The impact on talent and organizational resilience

The evolution of artificial intelligence is also transforming the structure of work. As automation increases, the number of people with complete visibility over processes decreases, concentrating knowledge on very specific profiles. This phenomenon not only increases the risk of dependence on key people, but is also changing the demand for talent in the market itself. It is increasingly common to see how large consulting and professional services firms prioritize profiles with a high degree of specialization in artificial intelligence or with a solid knowledge of its applied use, with the aim of integrating it effectively into their daily operations.

However, this transformation of talent is not always accompanied by an equivalent evolution in the organization. In many companies, the management of risks associated with artificial intelligence is still fragmented between different functions – such as cybersecurity, compliance, operational risk or data governance – which limits the ability to respond to an increasingly complex environment. This model, which has historically worked, is increasingly insufficient in a context where risks are interdependent and evolve simultaneously.

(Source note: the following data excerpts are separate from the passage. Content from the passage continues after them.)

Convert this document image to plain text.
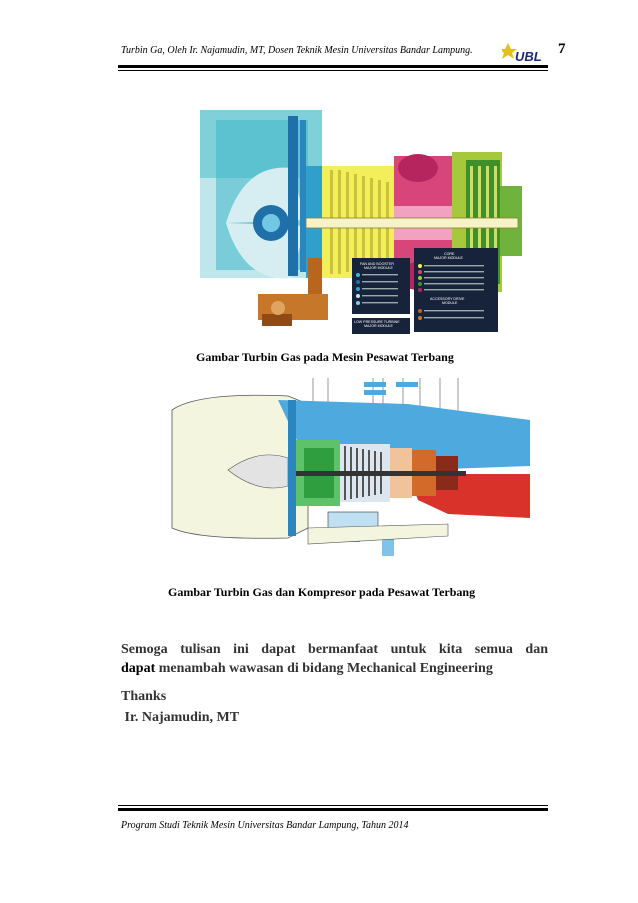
Turbin Ga, Oleh Ir. Najamudin, MT, Dosen Teknik Mesin Universitas Bandar Lampung.	UBL 7
FAN AND BOOSTER
MAJOR MODULE
CORE
MAJOR MODULE
LOW PRESSURE TURBINE
MAJOR MODULE
ACCESSORY DRIVE
MODULE
Gambar Turbin Gas pada Mesin Pesawat Terbang
Gambar Turbin Gas dan Kompresor pada Pesawat Terbang
Semoga tulisan ini dapat bermanfaat untuk kita semua dan
dapat menambah wawasan di bidang Mechanical Engineering
Thanks
Ir. Najamudin, MT
Program Studi Teknik Mesin Universitas Bandar Lampung, Tahun 2014
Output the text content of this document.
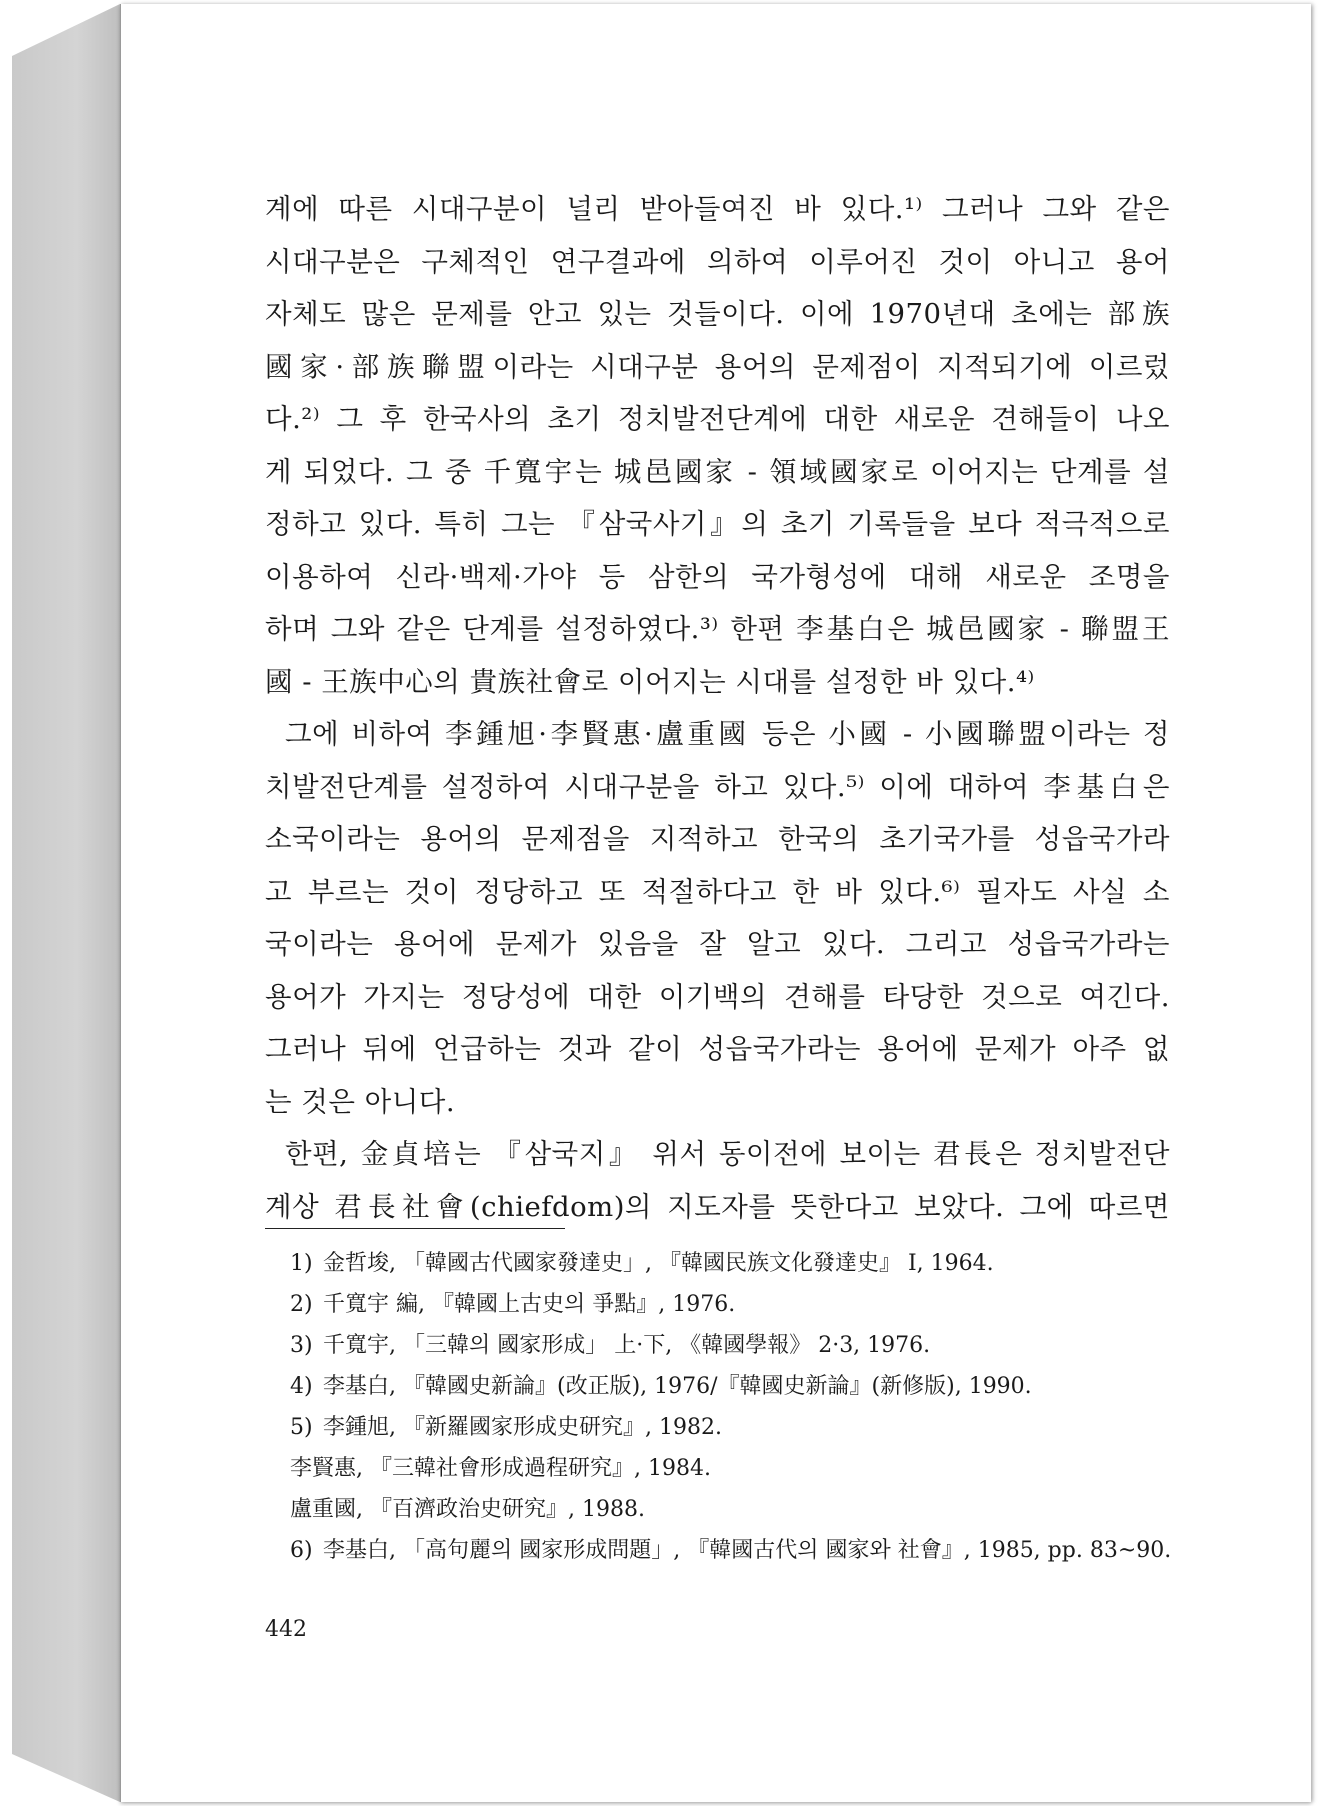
계에 따른 시대구분이 널리 받아들여진 바 있다.¹⁾ 그러나 그와 같은
시대구분은 구체적인 연구결과에 의하여 이루어진 것이 아니고 용어
자체도 많은 문제를 안고 있는 것들이다. 이에 1970년대 초에는 部族
國家·部族聯盟이라는 시대구분 용어의 문제점이 지적되기에 이르렀
다.²⁾ 그 후 한국사의 초기 정치발전단계에 대한 새로운 견해들이 나오
게 되었다. 그 중 千寬宇는 城邑國家 - 領域國家로 이어지는 단계를 설
정하고 있다. 특히 그는 『삼국사기』의 초기 기록들을 보다 적극적으로
이용하여 신라·백제·가야 등 삼한의 국가형성에 대해 새로운 조명을
하며 그와 같은 단계를 설정하였다.³⁾ 한편 李基白은 城邑國家 - 聯盟王
國 - 王族中心의 貴族社會로 이어지는 시대를 설정한 바 있다.⁴⁾
그에 비하여 李鍾旭·李賢惠·盧重國 등은 小國 - 小國聯盟이라는 정
치발전단계를 설정하여 시대구분을 하고 있다.⁵⁾ 이에 대하여 李基白은
소국이라는 용어의 문제점을 지적하고 한국의 초기국가를 성읍국가라
고 부르는 것이 정당하고 또 적절하다고 한 바 있다.⁶⁾ 필자도 사실 소
국이라는 용어에 문제가 있음을 잘 알고 있다. 그리고 성읍국가라는
용어가 가지는 정당성에 대한 이기백의 견해를 타당한 것으로 여긴다.
그러나 뒤에 언급하는 것과 같이 성읍국가라는 용어에 문제가 아주 없
는 것은 아니다.
한편, 金貞培는 『삼국지』 위서 동이전에 보이는 君長은 정치발전단
계상 君長社會(chiefdom)의 지도자를 뜻한다고 보았다. 그에 따르면
1) 金哲埈, 「韓國古代國家發達史」, 『韓國民族文化發達史』 I, 1964.
2) 千寬宇 編, 『韓國上古史의 爭點』, 1976.
3) 千寬宇, 「三韓의 國家形成」 上·下, 《韓國學報》 2·3, 1976.
4) 李基白, 『韓國史新論』(改正版), 1976/『韓國史新論』(新修版), 1990.
5) 李鍾旭, 『新羅國家形成史研究』, 1982.
李賢惠, 『三韓社會形成過程研究』, 1984.
盧重國, 『百濟政治史研究』, 1988.
6) 李基白, 「高句麗의 國家形成問題」, 『韓國古代의 國家와 社會』, 1985, pp. 83~90.
442
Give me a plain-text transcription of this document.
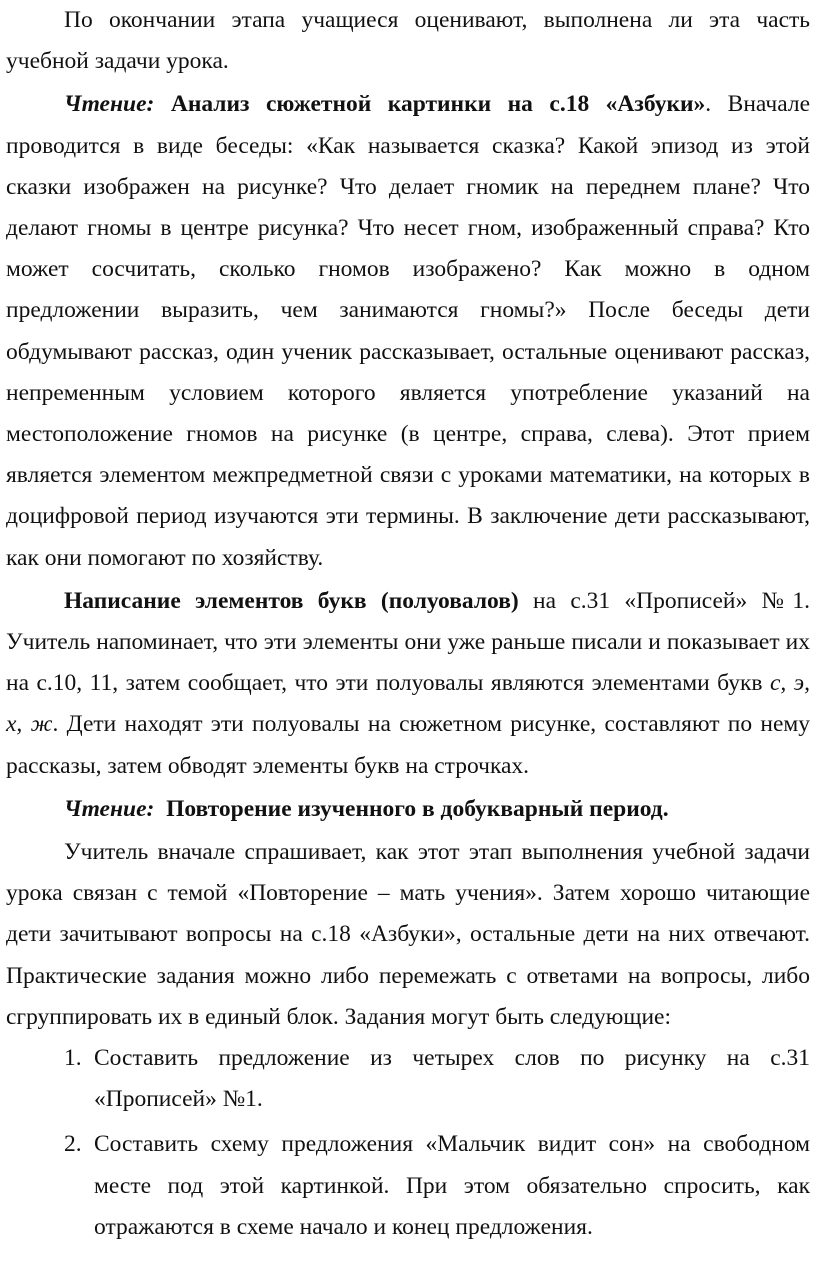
По окончании этапа учащиеся оценивают, выполнена ли эта часть учебной задачи урока.

Чтение: Анализ сюжетной картинки на с.18 «Азбуки». Вначале проводится в виде беседы: «Как называется сказка? Какой эпизод из этой сказки изображен на рисунке? Что делает гномик на переднем плане? Что делают гномы в центре рисунка? Что несет гном, изображенный справа? Кто может сосчитать, сколько гномов изображено? Как можно в одном предложении выразить, чем занимаются гномы?» После беседы дети обдумывают рассказ, один ученик рассказывает, остальные оценивают рассказ, непременным условием которого является употребление указаний на местоположение гномов на рисунке (в центре, справа, слева). Этот прием является элементом межпредметной связи с уроками математики, на которых в доцифровой период изучаются эти термины. В заключение дети рассказывают, как они помогают по хозяйству.

Написание элементов букв (полуовалов) на с.31 «Прописей» №1. Учитель напоминает, что эти элементы они уже раньше писали и показывает их на с.10, 11, затем сообщает, что эти полуовалы являются элементами букв с, э, х, ж. Дети находят эти полуовалы на сюжетном рисунке, составляют по нему рассказы, затем обводят элементы букв на строчках.

Чтение: Повторение изученного в добукварный период.

Учитель вначале спрашивает, как этот этап выполнения учебной задачи урока связан с темой «Повторение – мать учения». Затем хорошо читающие дети зачитывают вопросы на с.18 «Азбуки», остальные дети на них отвечают. Практические задания можно либо перемежать с ответами на вопросы, либо сгруппировать их в единый блок. Задания могут быть следующие:

1. Составить предложение из четырех слов по рисунку на с.31 «Прописей» №1.
2. Составить схему предложения «Мальчик видит сон» на свободном месте под этой картинкой. При этом обязательно спросить, как отражаются в схеме начало и конец предложения.
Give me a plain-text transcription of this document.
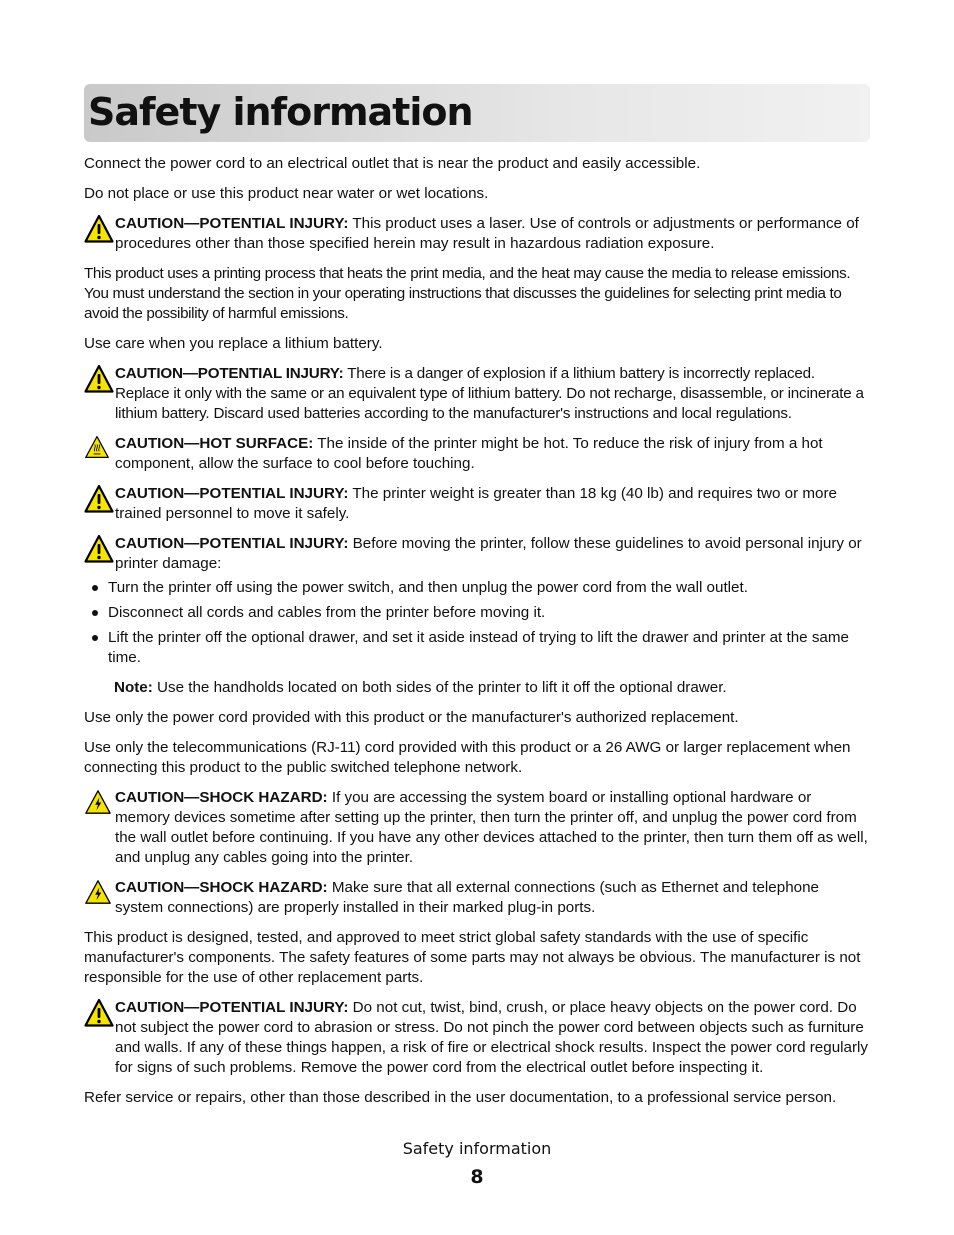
Safety information

Connect the power cord to an electrical outlet that is near the product and easily accessible.

Do not place or use this product near water or wet locations.

CAUTION—POTENTIAL INJURY: This product uses a laser. Use of controls or adjustments or performance of procedures other than those specified herein may result in hazardous radiation exposure.

This product uses a printing process that heats the print media, and the heat may cause the media to release emissions. You must understand the section in your operating instructions that discusses the guidelines for selecting print media to avoid the possibility of harmful emissions.

Use care when you replace a lithium battery.

CAUTION—POTENTIAL INJURY: There is a danger of explosion if a lithium battery is incorrectly replaced. Replace it only with the same or an equivalent type of lithium battery. Do not recharge, disassemble, or incinerate a lithium battery. Discard used batteries according to the manufacturer's instructions and local regulations.
CAUTION—HOT SURFACE: The inside of the printer might be hot. To reduce the risk of injury from a hot component, allow the surface to cool before touching.
CAUTION—POTENTIAL INJURY: The printer weight is greater than 18 kg (40 lb) and requires two or more trained personnel to move it safely.
CAUTION—POTENTIAL INJURY: Before moving the printer, follow these guidelines to avoid personal injury or printer damage:
Turn the printer off using the power switch, and then unplug the power cord from the wall outlet.
Disconnect all cords and cables from the printer before moving it.
Lift the printer off the optional drawer, and set it aside instead of trying to lift the drawer and printer at the same time.

Note: Use the handholds located on both sides of the printer to lift it off the optional drawer.

Use only the power cord provided with this product or the manufacturer's authorized replacement.

Use only the telecommunications (RJ-11) cord provided with this product or a 26 AWG or larger replacement when connecting this product to the public switched telephone network.

CAUTION—SHOCK HAZARD: If you are accessing the system board or installing optional hardware or memory devices sometime after setting up the printer, then turn the printer off, and unplug the power cord from the wall outlet before continuing. If you have any other devices attached to the printer, then turn them off as well, and unplug any cables going into the printer.
CAUTION—SHOCK HAZARD: Make sure that all external connections (such as Ethernet and telephone system connections) are properly installed in their marked plug-in ports.

This product is designed, tested, and approved to meet strict global safety standards with the use of specific manufacturer's components. The safety features of some parts may not always be obvious. The manufacturer is not responsible for the use of other replacement parts.

CAUTION—POTENTIAL INJURY: Do not cut, twist, bind, crush, or place heavy objects on the power cord. Do not subject the power cord to abrasion or stress. Do not pinch the power cord between objects such as furniture and walls. If any of these things happen, a risk of fire or electrical shock results. Inspect the power cord regularly for signs of such problems. Remove the power cord from the electrical outlet before inspecting it.

Refer service or repairs, other than those described in the user documentation, to a professional service person.

Safety information
8
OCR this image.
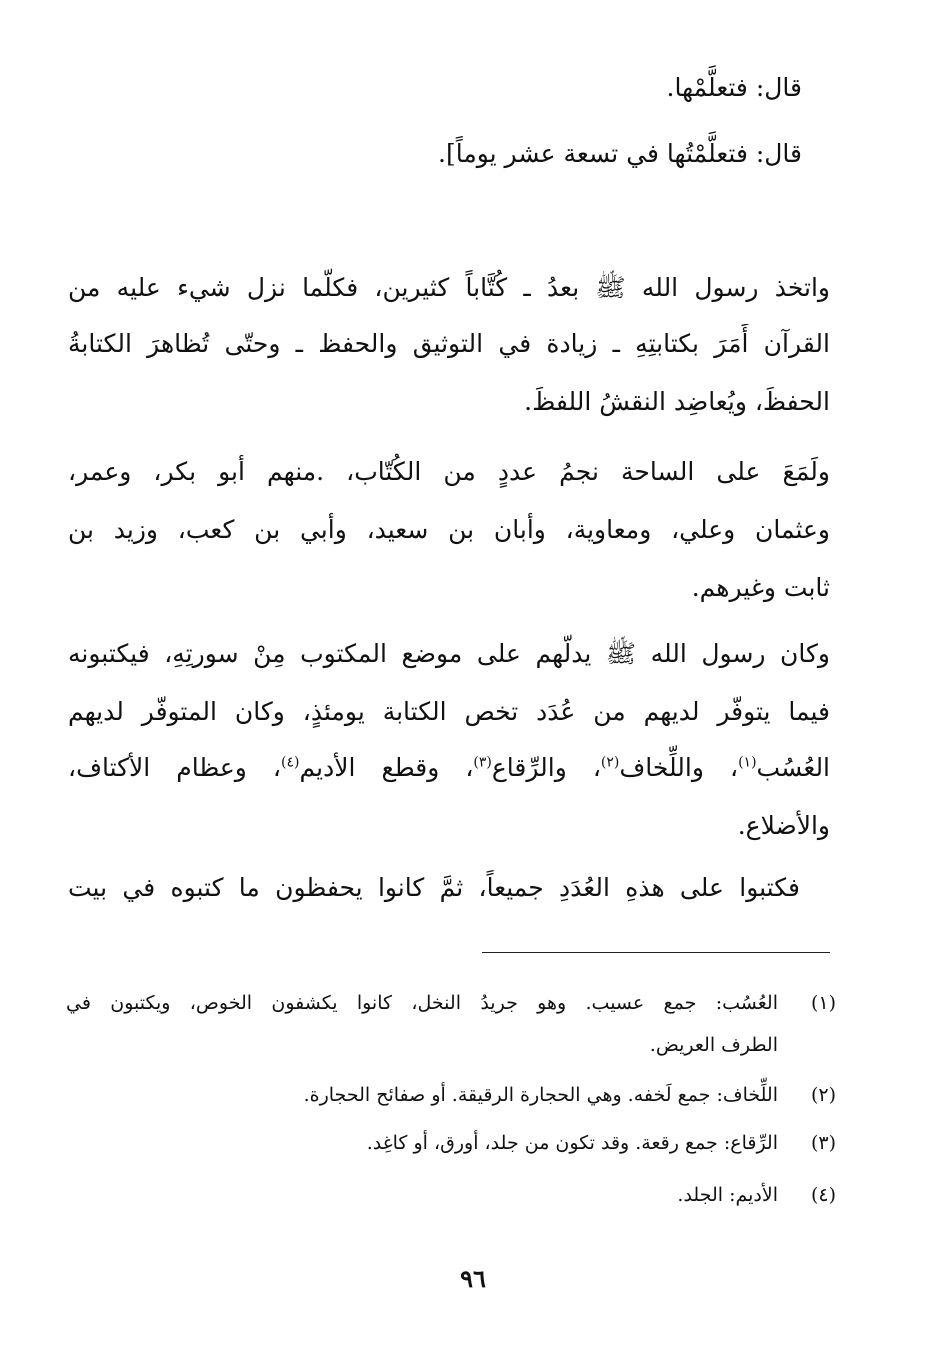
قال: فتعلَّمْها.
قال: فتعلَّمْتُها في تسعة عشر يوماً].
واتخذ رسول الله ﷺ بعدُ ـ كُتَّاباً كثيرين، فكلَّما نزل شيء عليه من
القرآن أَمَرَ بكتابتِهِ ـ زيادة في التوثيق والحفظ ـ وحتّى تُظاهرَ الكتابةُ
الحفظَ، ويُعاضِد النقشُ اللفظَ.
ولَمَعَ على الساحة نجمُ عددٍ من الكُتّاب، .منهم أبو بكر، وعمر،
وعثمان وعلي، ومعاوية، وأبان بن سعيد، وأبي بن كعب، وزيد بن
ثابت وغيرهم.
وكان رسول الله ﷺ يدلُّهم على موضع المكتوب مِنْ سورتِهِ، فيكتبونه
فيما يتوفّر لديهم من عُدَد تخص الكتابة يومئذٍ، وكان المتوفّر لديهم
العُسُب$^{(١)}$، واللِّخاف$^{(٢)}$، والرِّقاع$^{(٣)}$، وقطع الأديم$^{(٤)}$، وعظام الأكتاف،
والأضلاع.
فكتبوا على هذهِ العُدَدِ جميعاً، ثمَّ كانوا يحفظون ما كتبوه في بيت
(١)
العُسُب: جمع عسيب. وهو جريدُ النخل، كانوا يكشفون الخوص، ويكتبون في
الطرف العريض.
(٢)
اللِّخاف: جمع لَخفه. وهي الحجارة الرقيقة. أو صفائح الحجارة.
(٣)
الرِّقاع: جمع رقعة. وقد تكون من جلد، أورق، أو كاغِد.
(٤)
الأديم: الجلد.
٩٦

This challenge also has a direct impact on the role of senior management. As reliance on complex systems and highly specialized talent increases, governing bodies need to strengthen their oversight capacity, ensuring they have the visibility, criteria, and mechanisms to understand how AI works within the organization.

 

AI is already present, but governance is still under construction

The competitive advantage no longer lies in incorporating artificial intelligence, but in the ability to control it, monitor it and demonstrate the real impact it generates on the business. This is the real inflection point, as only those organizations that develop these capabilities will be able to consistently capture value, manage associated risks, and consolidate a sustainable competitive advantage over the long term.

The evidence points to a clear reality: artificial intelligence will continue to expand its reach, its level of autonomy and its influence on business decision-making. However, the ability to govern it is not evolving at the same pace. Therefore, the strategic priority is to learn how to govern it, integrating it within solid frameworks of control, supervision and accountability.